There’s new heat on Donald Trump over a rather dry topic: his tax returns. Mitt Romney, who has been making the TV news rounds, claimed this week that he expects a “bombshell” in Trump’s tax returns, if only the candidate would release them.
Trump, in turn, raised eyebrows at the Republican presidential debate on Thursday when he said that he can’t release his tax returns yet because he is in the midst of an audit. He also added this claim, a different sort of bombshell: “I’ve been audited every year. Twelve years or something like that.”
Is that plausible? And, if Trump isn’t exaggerating: Why would he get audited 12 years in a row? A tax expert dissects the claim.
Possible, but a stretch
The odds of getting audited 12 years in a row are slim, but not impossible, experts say.
Less than 1% of Americans get audited every year, and that number shrinks each year as the IRS workforce and budget has slimmed down. But among “high net-worth individuals,” the rate is higher: Nearly 7% get audited. And Trump is certainly a high net-worth individual.
“As your income increases, your chances of being audited go up significantly,” says John Petosa, a CPA and professor at Syracuse University’s Whitman School of Management. “If you think about it, it makes sense—is the IRS going to spend time and money and resources auditing somebody who makes $30,000 a year? Or are they going to spend their time auditing someone who makes billions of dollars? There is probably more tax revenue to collect from a guy like Donald Trump, especially if he’s being aggressive in his deductions.” (As the campaign cycle has proven, there are few areas in which Trump is not aggressive.)
The IRS actually has a rule, in its agent manual, that if a person is audited and receives an assessment of zero (that is, does not owe additional money), the IRS cannot audit them again for two years. That means if Trump is telling the truth, then the IRS has repeatedly found discrepancies in his returns.
Until recently, it was typical for big corporations to get audited every year. This was called the Coordinated Examination Program. Many big public corporations even had rooms specifically designated for use by visiting IRS agents. But as the IRS’s budget has been slashed, it has shrunk the program.
It’s worth noting that for wealthy individuals, the stigma once associated with an audit has faded. As Steven Burke, a partner at McLane Middleton and a tax professor at the University of New Hampshire Law School, explains, “Many wealthy people welcome an audit, because once an audit occurs, your return is done, you don’t have to worry about it.
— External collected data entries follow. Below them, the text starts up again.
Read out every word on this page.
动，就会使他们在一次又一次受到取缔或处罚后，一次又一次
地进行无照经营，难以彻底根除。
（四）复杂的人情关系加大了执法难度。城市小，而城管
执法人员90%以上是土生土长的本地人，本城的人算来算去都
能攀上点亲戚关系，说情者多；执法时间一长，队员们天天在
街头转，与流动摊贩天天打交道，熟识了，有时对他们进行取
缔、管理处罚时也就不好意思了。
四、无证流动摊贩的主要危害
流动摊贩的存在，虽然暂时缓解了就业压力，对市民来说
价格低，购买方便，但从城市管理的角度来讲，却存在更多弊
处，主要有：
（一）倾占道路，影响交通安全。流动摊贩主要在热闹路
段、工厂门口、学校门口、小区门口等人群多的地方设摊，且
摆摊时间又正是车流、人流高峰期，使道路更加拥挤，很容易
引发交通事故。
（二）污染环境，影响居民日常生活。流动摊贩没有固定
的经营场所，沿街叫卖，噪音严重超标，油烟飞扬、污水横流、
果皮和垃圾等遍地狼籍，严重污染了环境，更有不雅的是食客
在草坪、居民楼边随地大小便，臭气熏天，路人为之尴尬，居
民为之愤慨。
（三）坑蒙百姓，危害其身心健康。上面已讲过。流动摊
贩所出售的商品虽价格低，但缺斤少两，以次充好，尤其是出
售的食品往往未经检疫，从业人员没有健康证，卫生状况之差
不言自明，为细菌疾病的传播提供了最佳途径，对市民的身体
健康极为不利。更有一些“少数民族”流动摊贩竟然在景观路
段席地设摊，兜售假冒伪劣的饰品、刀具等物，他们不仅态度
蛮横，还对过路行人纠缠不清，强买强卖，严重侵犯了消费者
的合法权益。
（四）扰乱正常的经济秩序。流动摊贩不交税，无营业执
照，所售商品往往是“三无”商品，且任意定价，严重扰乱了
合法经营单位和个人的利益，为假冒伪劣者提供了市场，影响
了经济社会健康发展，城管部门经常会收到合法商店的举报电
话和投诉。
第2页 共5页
If you take an aggressive position in something, for example, once the IRS has audited it, it is highly unlikely they will ever come back and give you trouble about it again.” For regular, non-mogul folks, too, an audit is less unpleasant these days. “It used to be an agent would come to your house and it was an embarrassing thing. Many audits now are done just electronically by correspondence; you get an email, you send back a check,” Burke says. “That said, the IRS does still do some in-person audits, and it is still a scary, nerve-wracking experience for the average person.”
Although Trump is more prone to tax audits because of his wealth, experts say it’s the geographical breadth of his business interests, more than his wealth, that makes him a target. When Trump says he has been audited, he is likely referring to both himself, as an individual, and to his companies, or companies in which he has a stake. Audits can occur on an individual basis or a corporate basis, and some companies Trump has a hand in may be considered “passthrough entities,” which do not pay federal taxes, just report it to the IRS, and the individual owners or investors have to report and pay it.
“With all of his real estate abroad, he must have foreign income coming in, and that’s what I imagine they’re checking,” says Vincent Cervone, who runs VRC Associates, a tax shop in Brooklyn, N.Y. “His regular income is kind of straightforward, but the foreign income is what they would be investigating. Right now the IRS has a pet peeve with foreign accounts because a lot of people are taking their money overseas to get certain benefits.”